Performance of High Strength and Low Thermal Conductivity Foamed Concrete

ZHOU Xuejun¹, XIAN Guodong¹, WANG Zhen¹, LIU Zhe¹, WANG Xingbo¹, WANG Weidong²

1. College of Civil Engineering, Shandong Jianzhu University, Jinan 250101, China;
2. Shandong Lianxing Lvsha Construction Technology Co., Ltd., Dezhou 253500, China

Received:2020-10-20 Revised:2021-01-14 Online:2021-04-15 Published:2021-05-11

摘要/Abstract

摘要： 在工程实践中,作为装配式建筑的墙体材料,既要有较好的保温隔热性能,又要满足一定的力学性能。轻质泡沫混凝土是一种很好的选择,但普通的泡沫混凝土材料在满足热工性能时其力学性能往往表现较差。本文提出一种高强度低导热泡沫混凝土制备方法,研究了水胶比、泡沫掺量、粉煤灰掺量和聚丙烯(PP)纤维掺量对泡沫混凝土的抗压强度和导热系数的影响,并采用扫描电镜(SEM)探究了粉煤灰和PP纤维对泡沫混凝土微观形貌的影响。结果表明:当水胶比为0.6、泡沫掺量为4%(质量分数,下同)、粉煤灰掺量为25%以及PP纤维掺量为0.2%时,泡沫混凝土的抗压强度较高且导热系数较低。
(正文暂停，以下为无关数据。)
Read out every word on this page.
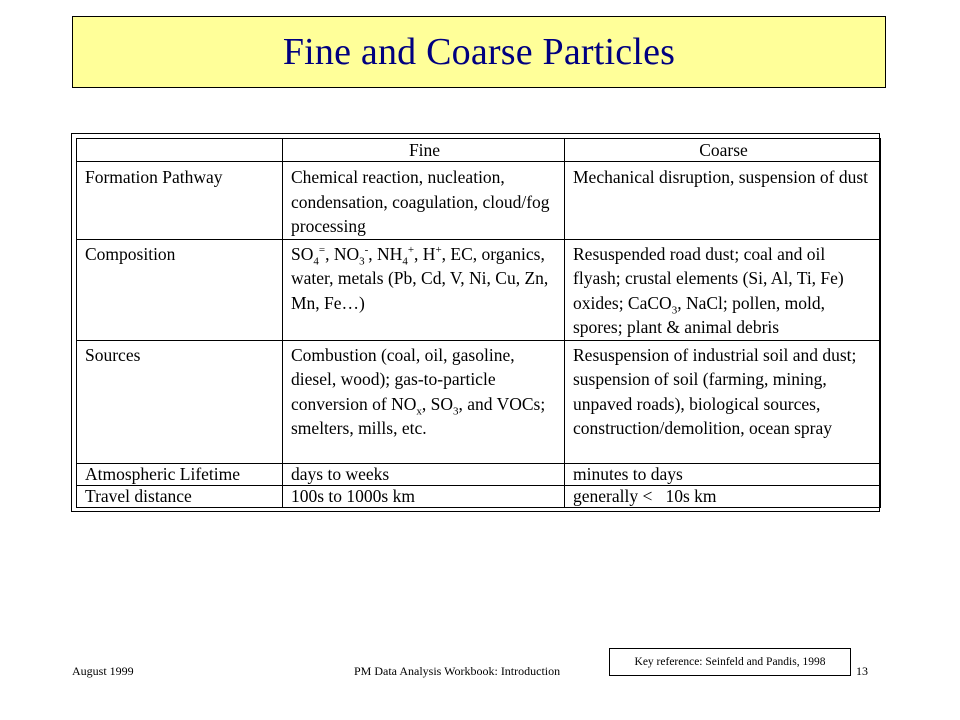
Fine and Coarse Particles
	Fine	Coarse
Formation Pathway	Chemical reaction, nucleation, condensation, coagulation, cloud/fog processing	Mechanical disruption, suspension of dust
Composition	$SO_4^=$, $NO_3^-$, $NH_4^+$, H+, EC, organics, water, metals (Pb, Cd, V, Ni, Cu, Zn, Mn, Fe…)	Resuspended road dust; coal and oil flyash; crustal elements (Si, Al, Ti, Fe) oxides; CaCO$_3$, NaCl; pollen, mold, spores; plant & animal debris
Sources	Combustion (coal, oil, gasoline, diesel, wood); gas-to-particle conversion of $NO_x$, $SO_3$, and VOCs; smelters, mills, etc.	Resuspension of industrial soil and dust; suspension of soil (farming, mining, unpaved roads), biological sources, construction/demolition, ocean spray
Atmospheric Lifetime	days to weeks	minutes to days
Travel distance	100s to 1000s km	generally <   10s km
Key reference: Seinfeld and Pandis, 1998
August 1999	PM Data Analysis Workbook: Introduction	13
关键词: 泡沫混凝土, 粉煤灰, 聚丙烯纤维, 抗压强度, 导热系数

Abstract: In engineering practice, as the wall material of prefabricated buildings, this wall material not only requires better thermal insulation performance, but also meets certain mechanical properties requirements. Light foamed concrete is a good choice for this wall material. But the mechanical properties of light foamed concrete are often poor when it meets the thermal properties requirements. A preparation method of high strength and low thermal conductivity foamed concrete was proposed. The effects of water-binder ratio, foam content, fly ash content and polypropylene (PP) fiber content on the compressive strength and thermal conductivity of foamed concrete were studied through mix ratio experiment. In view of scanning electron microscope (SEM) of foamed concrete, the influences of fly ash and PP fiber on compressive strength and thermal conductivity of foamed concrete are revealed. The results show that when the water-binder ratio is 0.6, the content of foam is 4% (mass fraction, the same below), the content of fly ash is 25% and the content of PP fiber is 0.2%, the foamed concrete has higher compressive strength and lower thermal conductivity.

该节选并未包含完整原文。